Als wir in der Schule vom Nationalsozialismus gelernt haben, und ich meine Mutter danach gefragt habe, hat sie gesagt: “Wir haben doch nichts gewusst.” Und ich damals war zornig auf sie: “Du hättest aber was wissen können. Du hättest etwas machen können.” Das ist mir erst jetzt wieder eingefallen.

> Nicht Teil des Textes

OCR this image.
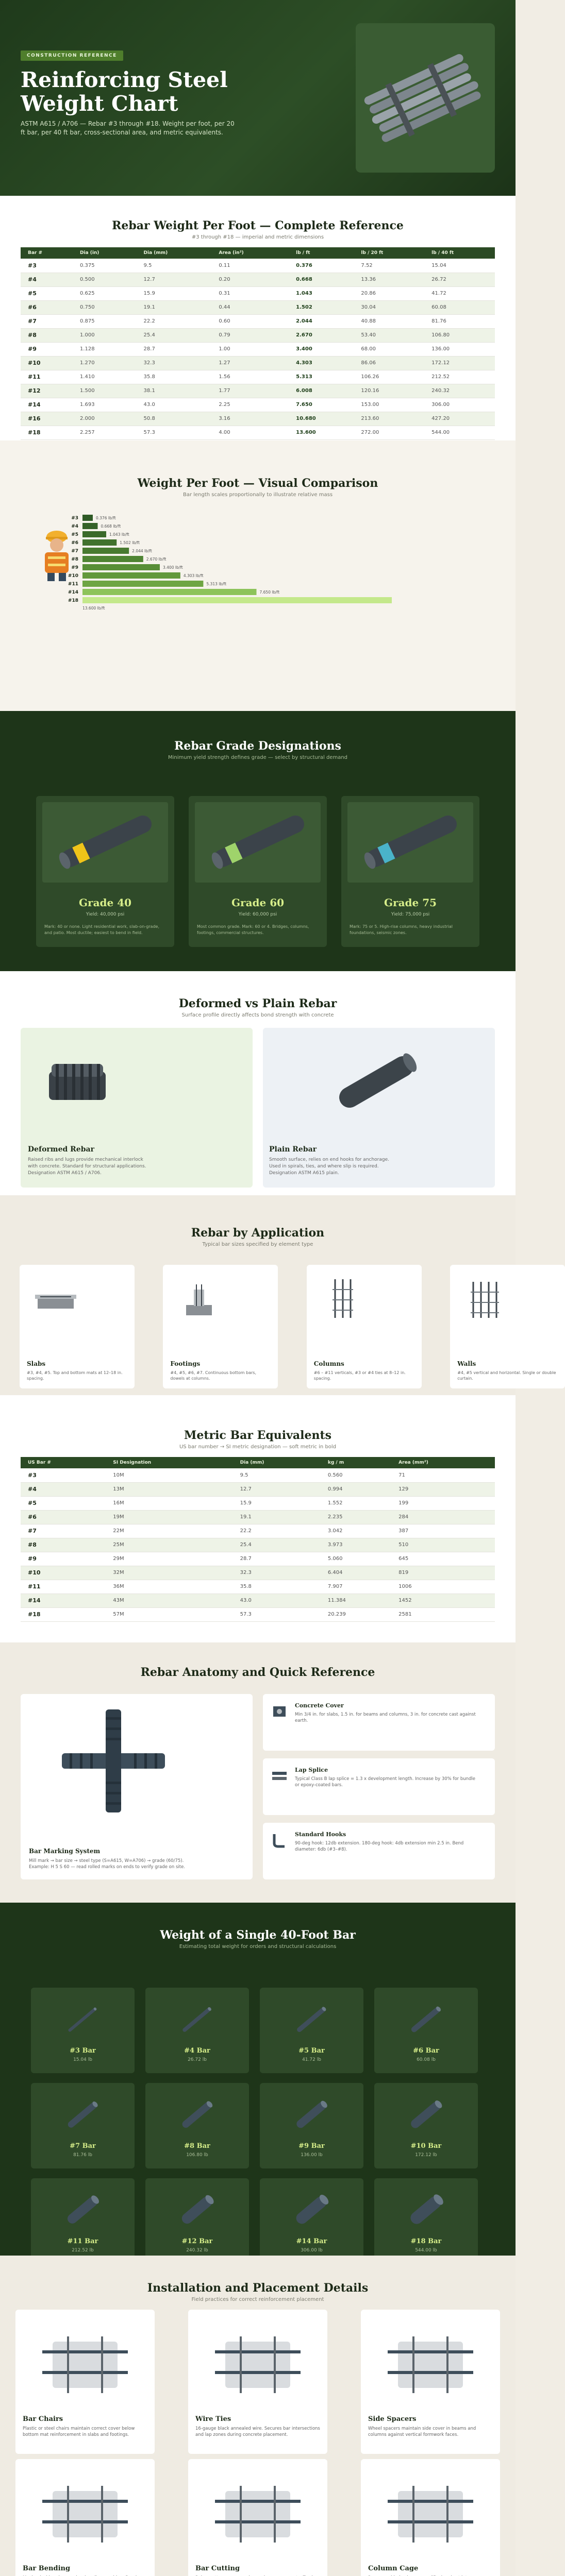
CONSTRUCTION REFERENCE
Reinforcing Steel Weight Chart
ASTM A615 / A706 — Rebar #3 through #18. Weight per foot, per 20 ft bar, per 40 ft bar, cross-sectional area, and metric equivalents.
Rebar Weight Per Foot — Complete Reference
#3 through #18 — imperial and metric dimensions
Bar #	Dia (in)	Dia (mm)	Area (in²)	lb / ft	lb / 20 ft	lb / 40 ft
#3	0.375	9.5	0.11	0.376	7.52	15.04
#4	0.500	12.7	0.20	0.668	13.36	26.72
#5	0.625	15.9	0.31	1.043	20.86	41.72
#6	0.750	19.1	0.44	1.502	30.04	60.08
#7	0.875	22.2	0.60	2.044	40.88	81.76
#8	1.000	25.4	0.79	2.670	53.40	106.80
#9	1.128	28.7	1.00	3.400	68.00	136.00
#10	1.270	32.3	1.27	4.303	86.06	172.12
#11	1.410	35.8	1.56	5.313	106.26	212.52
#12	1.500	38.1	1.77	6.008	120.16	240.32
#14	1.693	43.0	2.25	7.650	153.00	306.00
#16	2.000	50.8	3.16	10.680	213.60	427.20
#18	2.257	57.3	4.00	13.600	272.00	544.00
Weight Per Foot — Visual Comparison
Bar length scales proportionally to illustrate relative mass
#3	0.376 lb/ft
#4	0.668 lb/ft
#5	1.043 lb/ft
#6	1.502 lb/ft
#7	2.044 lb/ft
#8	2.670 lb/ft
#9	3.400 lb/ft
#10	4.303 lb/ft
#11	5.313 lb/ft
#14	7.650 lb/ft
#18
13.600 lb/ft
Rebar Grade Designations
Minimum yield strength defines grade — select by structural demand
Grade 40
Yield: 40,000 psi
Mark: 40 or none. Light residential work, slab-on-grade, and patio. Most ductile; easiest to bend in field.
Grade 60
Yield: 60,000 psi
Most common grade. Mark: 60 or 4. Bridges, columns, footings, commercial structures.
Grade 75
Yield: 75,000 psi
Mark: 75 or 5. High-rise columns, heavy industrial foundations, seismic zones.
Deformed vs Plain Rebar
Surface profile directly affects bond strength with concrete
Deformed Rebar
Raised ribs and lugs provide mechanical interlock with concrete. Standard for structural applications. Designation ASTM A615 / A706.
Plain Rebar
Smooth surface, relies on end hooks for anchorage. Used in spirals, ties, and where slip is required. Designation ASTM A615 plain.
Rebar by Application
Typical bar sizes specified by element type
Slabs
#3, #4, #5. Top and bottom mats at 12–18 in. spacing.
Footings
#4, #5, #6, #7. Continuous bottom bars, dowels at columns.
Columns
#6 – #11 verticals, #3 or #4 ties at 8–12 in. spacing.
Walls
#4, #5 vertical and horizontal. Single or double curtain.
Metric Bar Equivalents
US bar number → SI metric designation — soft metric in bold
US Bar #	SI Designation	Dia (mm)	kg / m	Area (mm²)
#3	10M	9.5	0.560	71
#4	13M	12.7	0.994	129
#5	16M	15.9	1.552	199
#6	19M	19.1	2.235	284
#7	22M	22.2	3.042	387
#8	25M	25.4	3.973	510
#9	29M	28.7	5.060	645
#10	32M	32.3	6.404	819
#11	36M	35.8	7.907	1006
#14	43M	43.0	11.384	1452
#18	57M	57.3	20.239	2581
Rebar Anatomy and Quick Reference
Bar Marking System
Mill mark → bar size → steel type (S=A615, W=A706) → grade (60/75). Example: H 5 S 60 — read rolled marks on ends to verify grade on site.
Concrete Cover
Min 3/4 in. for slabs, 1.5 in. for beams and columns, 3 in. for concrete cast against earth.
Lap Splice
Typical Class B lap splice = 1.3 x development length. Increase by 30% for bundle or epoxy-coated bars.
Standard Hooks
90-deg hook: 12db extension. 180-deg hook: 4db extension min 2.5 in. Bend diameter: 6db (#3–#8).
Weight of a Single 40-Foot Bar
Estimating total weight for orders and structural calculations
#3 Bar
15.04 lb
#4 Bar
26.72 lb
#5 Bar
41.72 lb
#6 Bar
60.08 lb
#7 Bar
81.76 lb
#8 Bar
106.80 lb
#9 Bar
136.00 lb
#10 Bar
172.12 lb
#11 Bar
212.52 lb
#12 Bar
240.32 lb
#14 Bar
306.00 lb
#18 Bar
544.00 lb
Installation and Placement Details
Field practices for correct reinforcement placement
Bar Chairs
Plastic or steel chairs maintain correct cover below bottom mat reinforcement in slabs and footings.
Wire Ties
16-gauge black annealed wire. Secures bar intersections and lap zones during concrete placement.
Side Spacers
Wheel spacers maintain side cover in beams and columns against vertical formwork faces.
Bar Bending	Bar Cutting	Column Cage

Und heute wissen wir alles und machen nichts. Da wird so viel Vergangenheitsbewältigung gemacht und alle sind sich einig, dass Hitler der Schlimmste war, aber bei diesen ganzen Toten frage ich mich”, ihre Stimme wird leise, und plötzlich merke ich, wie dunkel es im Haus geworden ist, “bei diesen ganzen Toten denke ich, das ist doch eigentlich in Hitlers Sinne.“
Sie erhebt sich, macht das Licht an, es beleuchtet die Kuchenkrümel auf meinem Teller. “Ich gehe jetzt zu den Seebrücke Treffen”, sagt sie. “Am Anfang hab ich nichts gesagt, weil ich Angst hatte, etwas falsch zu machen. Dann hab ich gedacht, egal, alle machen etwas falsch. Ich hab auch angefangen, Deutschunterricht für eine Gruppe von Geflüchteten zu geben. Das ist sehr ungewohnt für mich, so verschiedene Menschen zu treffen. Das Aufeinander Zugehen ist nicht leicht. Aber es ist besser, als sich fremd zu bleiben. Fremd sollte ja ein vorübergehendes Adjektiv sein.

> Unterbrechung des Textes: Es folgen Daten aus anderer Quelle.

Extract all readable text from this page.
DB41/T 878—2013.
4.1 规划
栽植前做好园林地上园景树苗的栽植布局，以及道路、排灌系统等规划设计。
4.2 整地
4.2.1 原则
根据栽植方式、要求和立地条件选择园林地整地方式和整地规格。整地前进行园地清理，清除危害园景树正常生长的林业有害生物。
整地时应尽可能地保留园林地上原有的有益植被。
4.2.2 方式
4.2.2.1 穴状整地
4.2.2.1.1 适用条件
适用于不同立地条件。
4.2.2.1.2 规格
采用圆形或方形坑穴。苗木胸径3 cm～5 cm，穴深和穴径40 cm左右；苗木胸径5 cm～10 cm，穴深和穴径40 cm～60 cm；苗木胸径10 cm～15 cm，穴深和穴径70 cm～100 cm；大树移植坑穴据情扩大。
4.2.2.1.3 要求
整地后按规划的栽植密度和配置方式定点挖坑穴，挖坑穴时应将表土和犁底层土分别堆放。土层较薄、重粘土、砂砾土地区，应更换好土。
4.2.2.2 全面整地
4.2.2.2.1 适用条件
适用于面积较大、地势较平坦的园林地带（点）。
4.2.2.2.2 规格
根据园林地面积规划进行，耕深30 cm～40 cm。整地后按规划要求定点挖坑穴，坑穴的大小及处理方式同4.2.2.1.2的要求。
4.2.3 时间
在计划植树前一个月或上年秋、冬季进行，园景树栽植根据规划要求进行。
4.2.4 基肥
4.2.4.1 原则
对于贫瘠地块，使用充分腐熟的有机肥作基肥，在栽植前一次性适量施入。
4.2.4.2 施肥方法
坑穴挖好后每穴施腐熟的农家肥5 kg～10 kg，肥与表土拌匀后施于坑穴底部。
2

Ich hab in dem Kurs keinen getroffen, der so ist, wie Malik war. Und ich hab noch nie jemandem etwas von ihm erzählt. Ich bin so traurig. Und ich schäme mich so.” Sie schlägt die Hände vors Gesicht. “Nehmen Sie den Kürbis und gehen Sie!”, ruft sie plötzlich, als ob ich ihr etwas getan hätte.

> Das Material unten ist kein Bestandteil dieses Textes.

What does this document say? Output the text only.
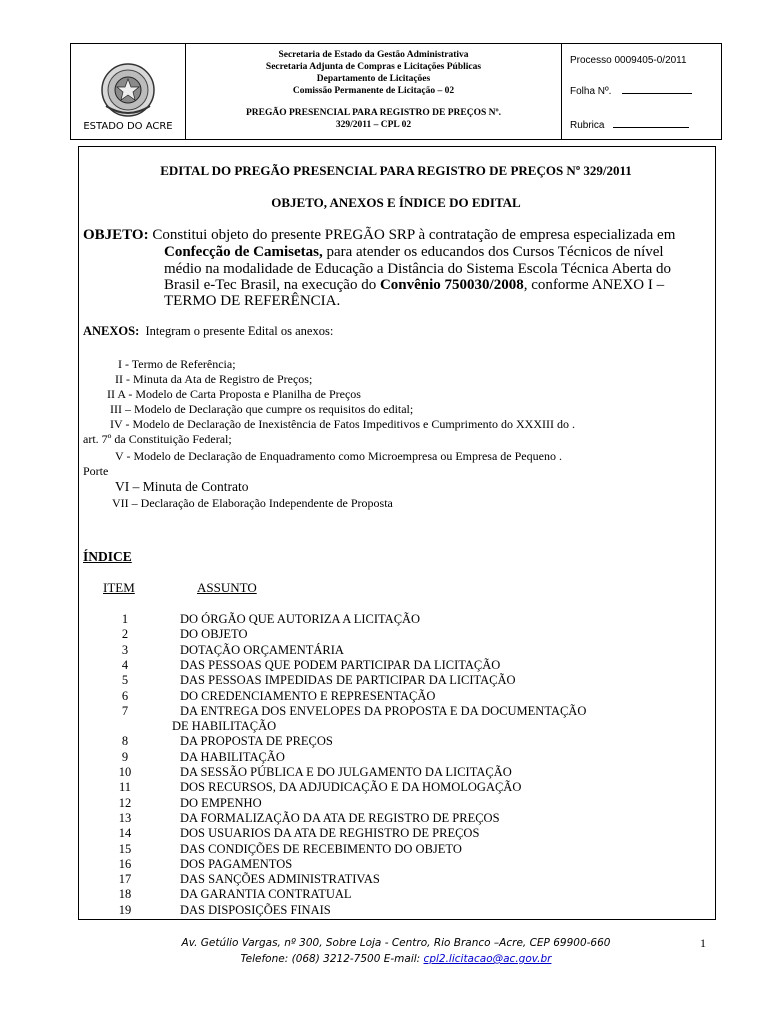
ESTADO DO ACRE
Secretaria de Estado da Gestão Administrativa
Secretaria Adjunta de Compras e Licitações Públicas
Departamento de Licitações
Comissão Permanente de Licitação – 02
PREGÃO PRESENCIAL PARA REGISTRO DE PREÇOS Nº.
329/2011 – CPL 02
Processo 0009405-0/2011
Folha Nº.
Rubrica
EDITAL DO PREGÃO PRESENCIAL PARA REGISTRO DE PREÇOS Nº 329/2011
OBJETO, ANEXOS E ÍNDICE DO EDITAL
OBJETO: Constitui objeto do presente PREGÃO SRP à contratação de empresa especializada em
Confecção de Camisetas, para atender os educandos dos Cursos Técnicos de nível
médio na modalidade de Educação a Distância do Sistema Escola Técnica Aberta do
Brasil e-Tec Brasil, na execução do Convênio 750030/2008, conforme ANEXO I –
TERMO DE REFERÊNCIA.
ANEXOS: Integram o presente Edital os anexos:
I - Termo de Referência;
II - Minuta da Ata de Registro de Preços;
II A - Modelo de Carta Proposta e Planilha de Preços
III – Modelo de Declaração que cumpre os requisitos do edital;
IV - Modelo de Declaração de Inexistência de Fatos Impeditivos e Cumprimento do XXXIII do .
art. 7º da Constituição Federal;
V - Modelo de Declaração de Enquadramento como Microempresa ou Empresa de Pequeno .
Porte
VI – Minuta de Contrato
VII – Declaração de Elaboração Independente de Proposta
ÍNDICE
ITEM	ASSUNTO
1	DO ÓRGÃO QUE AUTORIZA A LICITAÇÃO
2	DO OBJETO
3	DOTAÇÃO ORÇAMENTÁRIA
4	DAS PESSOAS QUE PODEM PARTICIPAR DA LICITAÇÃO
5	DAS PESSOAS IMPEDIDAS DE PARTICIPAR DA LICITAÇÃO
6	DO CREDENCIAMENTO E REPRESENTAÇÃO
7	DA ENTREGA DOS ENVELOPES DA PROPOSTA E DA DOCUMENTAÇÃO
DE HABILITAÇÃO
8	DA PROPOSTA DE PREÇOS
9	DA HABILITAÇÃO
10	DA SESSÃO PÚBLICA E DO JULGAMENTO DA LICITAÇÃO
11	DOS RECURSOS, DA ADJUDICAÇÃO E DA HOMOLOGAÇÃO
12	DO EMPENHO
13	DA FORMALIZAÇÃO DA ATA DE REGISTRO DE PREÇOS
14	DOS USUARIOS DA ATA DE REGHISTRO DE PREÇOS
15	DAS CONDIÇÕES DE RECEBIMENTO DO OBJETO
16	DOS PAGAMENTOS
17	DAS SANÇÕES ADMINISTRATIVAS
18	DA GARANTIA CONTRATUAL
19	DAS DISPOSIÇÕES FINAIS
Av. Getúlio Vargas, nº 300, Sobre Loja - Centro, Rio Branco –Acre, CEP 69900-660
Telefone: (068) 3212-7500 E-mail: cpl2.licitacao@ac.gov.br
1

Ich stehe auf. “Das ist der Anfang”, sage ich. “Sie haben es mir erzählt, und jetzt können Sie es auch anderen erzählen.” “Gehen Sie bitte!” Sie schluchzt. Ich gehe. Draußen streichle ich den Kürbis. Ich nehme ihn nicht mit. Ich setze meinen Spaziergang fort, in der Dämmerung. Die Blumen und die Weinblätter haben ihr Leuchten verloren, die Bienen sind in ihre Stöcke zurück gekehrt. Es riecht nach nassem Laub und dann fängt es, ganz sanft, an zu regnen.